Adam Mubarit helped in the conflict but has gone back to his medical studies

He fought on the frontline and used his medical skills to help the injured. But he has now gone back to school and thinks everyone else should do the same.

"The ones who are still on the streets are trying to squeeze the most they can out of it," he says. "If they want to actually improve their country they would have registered for the army and followed a proper process to actually become a soldier instead of just being militia."

Power of a weapon

That is a sentiment that architecture student Reda Zaroog shares.

Reda comes from the city of Misrata, one of the worst-hit cities in the conflict. His pride in his role in the revolution is obvious.

Lined up on the side cabinet in his family's living room are a dozen or so spent bullet cartridges.

He has a surprising knowledge of weaponry for someone who had never handled a gun until this year. But he stopped going out on the street two weeks ago and wants to go back to studying.

'We've had enough of the guns and the shooting and the weapons," he says.

"We got used to taking things by the power of a weapon. So now we need people to make us believe there are legal ways, civil ways to get what we want."

Resolving economic issues

But many people believe little can be achieved until an elected government is in place. In the absence of any new policies, Libya's youth are trying to make changes.

Abdulrahman Alageli is 24. Brought up in Manchester, his parents are from Libya and he returned to the country to fight in the revolution.

He runs the Libyan Youth Forum, which helps young fighters readjust to civilian life. One of the projects he is working on is an online job centre to match job opportunities to job hunters.

Image caption,

Many young people who fought in the conflict are still on the streets acting as militia

"We do have a fairly educated population, there is a large, significant number of people who have degrees who are unemployed," he says. "These skills can be utilised in the rebuilding of Libya in a business sense and in the private sector."

Back to normality

But the private sector has a long way to go before it can provide enough jobs for all the Libyans who want one. Libya's economy is heavily-dependent on oil. With the largest oil reserves in Africa, it produced 1.6 million barrels of oil a day before the war and accounted for 95% of the country's export earnings.

Economic sanctions against the country kept Libya isolated from foreign investment for years. When sanctions were lifted in 2003 and 2004, investment started to flood into the country but nevertheless, Libya still has a very undiversified economy.
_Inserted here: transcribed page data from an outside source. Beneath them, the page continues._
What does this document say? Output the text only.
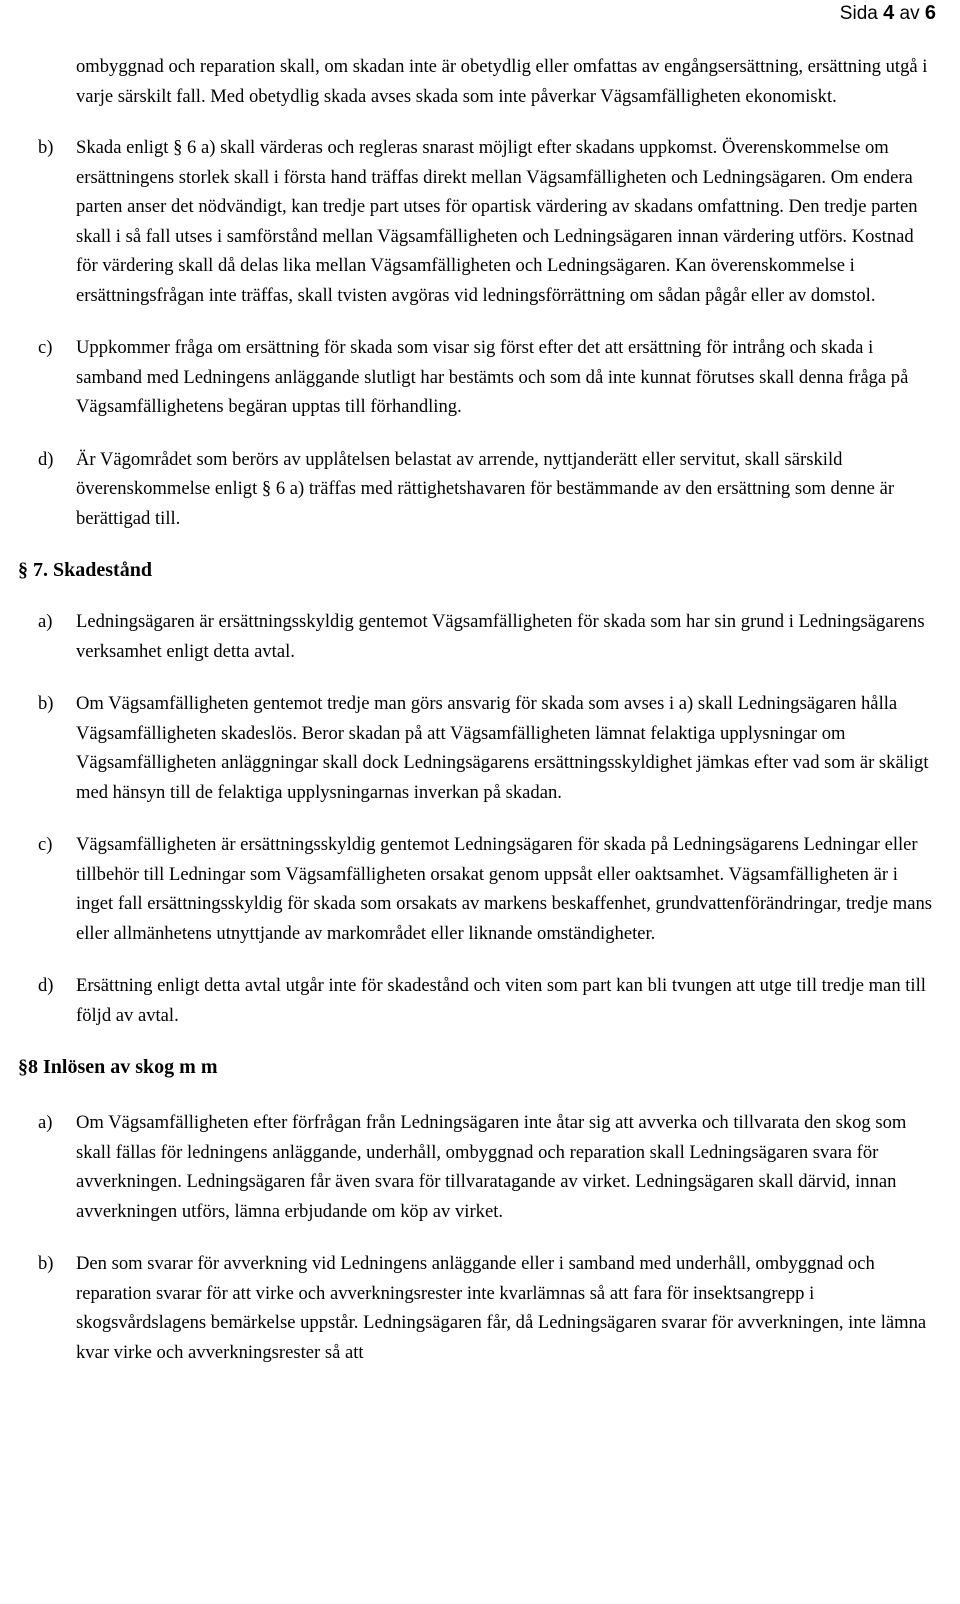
Sida 4 av 6

ombyggnad och reparation skall, om skadan inte är obetydlig eller omfattas av engångsersättning, ersättning utgå i varje särskilt fall. Med obetydlig skada avses skada som inte påverkar Vägsamfälligheten ekonomiskt.

b)	Skada enligt § 6 a) skall värderas och regleras snarast möjligt efter skadans uppkomst. Överenskommelse om ersättningens storlek skall i första hand träffas direkt mellan Vägsamfälligheten och Ledningsägaren. Om endera parten anser det nödvändigt, kan tredje part utses för opartisk värdering av skadans omfattning. Den tredje parten skall i så fall utses i samförstånd mellan Vägsamfälligheten och Ledningsägaren innan värdering utförs. Kostnad för värdering skall då delas lika mellan Vägsamfälligheten och Ledningsägaren. Kan överenskommelse i ersättningsfrågan inte träffas, skall tvisten avgöras vid ledningsförrättning om sådan pågår eller av domstol.
c)	Uppkommer fråga om ersättning för skada som visar sig först efter det att ersättning för intrång och skada i samband med Ledningens anläggande slutligt har bestämts och som då inte kunnat förutses skall denna fråga på Vägsamfällighetens begäran upptas till förhandling.
d)	Är Vägområdet som berörs av upplåtelsen belastat av arrende, nyttjanderätt eller servitut, skall särskild överenskommelse enligt § 6 a) träffas med rättighetshavaren för bestämmande av den ersättning som denne är berättigad till.
§ 7. Skadestånd
a)	Ledningsägaren är ersättningsskyldig gentemot Vägsamfälligheten för skada som har sin grund i Ledningsägarens verksamhet enligt detta avtal.
b)	Om Vägsamfälligheten gentemot tredje man görs ansvarig för skada som avses i a) skall Ledningsägaren hålla Vägsamfälligheten skadeslös. Beror skadan på att Vägsamfälligheten lämnat felaktiga upplysningar om Vägsamfälligheten anläggningar skall dock Ledningsägarens ersättningsskyldighet jämkas efter vad som är skäligt med hänsyn till de felaktiga upplysningarnas inverkan på skadan.
c)	Vägsamfälligheten är ersättningsskyldig gentemot Ledningsägaren för skada på Ledningsägarens Ledningar eller tillbehör till Ledningar som Vägsamfälligheten orsakat genom uppsåt eller oaktsamhet. Vägsamfälligheten är i inget fall ersättningsskyldig för skada som orsakats av markens beskaffenhet, grundvattenförändringar, tredje mans eller allmänhetens utnyttjande av markområdet eller liknande omständigheter.
d)	Ersättning enligt detta avtal utgår inte för skadestånd och viten som part kan bli tvungen att utge till tredje man till följd av avtal.
§8 Inlösen av skog m m
a)	Om Vägsamfälligheten efter förfrågan från Ledningsägaren inte åtar sig att avverka och tillvarata den skog som skall fällas för ledningens anläggande, underhåll, ombyggnad och reparation skall Ledningsägaren svara för avverkningen. Ledningsägaren får även svara för tillvaratagande av virket. Ledningsägaren skall därvid, innan avverkningen utförs, lämna erbjudande om köp av virket.
b)	Den som svarar för avverkning vid Ledningens anläggande eller i samband med underhåll, ombyggnad och reparation svarar för att virke och avverkningsrester inte kvarlämnas så att fara för insektsangrepp i skogsvårdslagens bemärkelse uppstår. Ledningsägaren får, då Ledningsägaren svarar för avverkningen, inte lämna kvar virke och avverkningsrester så att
The wealth is in the country's oil and Libya's people may not see that for a good while yet.

"It's going to be difficult. I'm sorry to be pessimistic but lots of young people think that here is the revolution, it's done, now we're going to be rich, we're going to be prosperous," says Ali Tekbali, a Professor at the University of Tripoli and an activist.

"It's going to take some time. It's going to be lots of spending on the infrastructure, on education, on health and we're not going to see it on the pockets of the people soon."

For now though, the mood among young people is mostly optimistic. They wielded the power to overthrow a regime that stifled their opportunities.

But the challenge for the new leaders will be to meet the expectations of their young population and convince them to lay down their weapons and go back to work.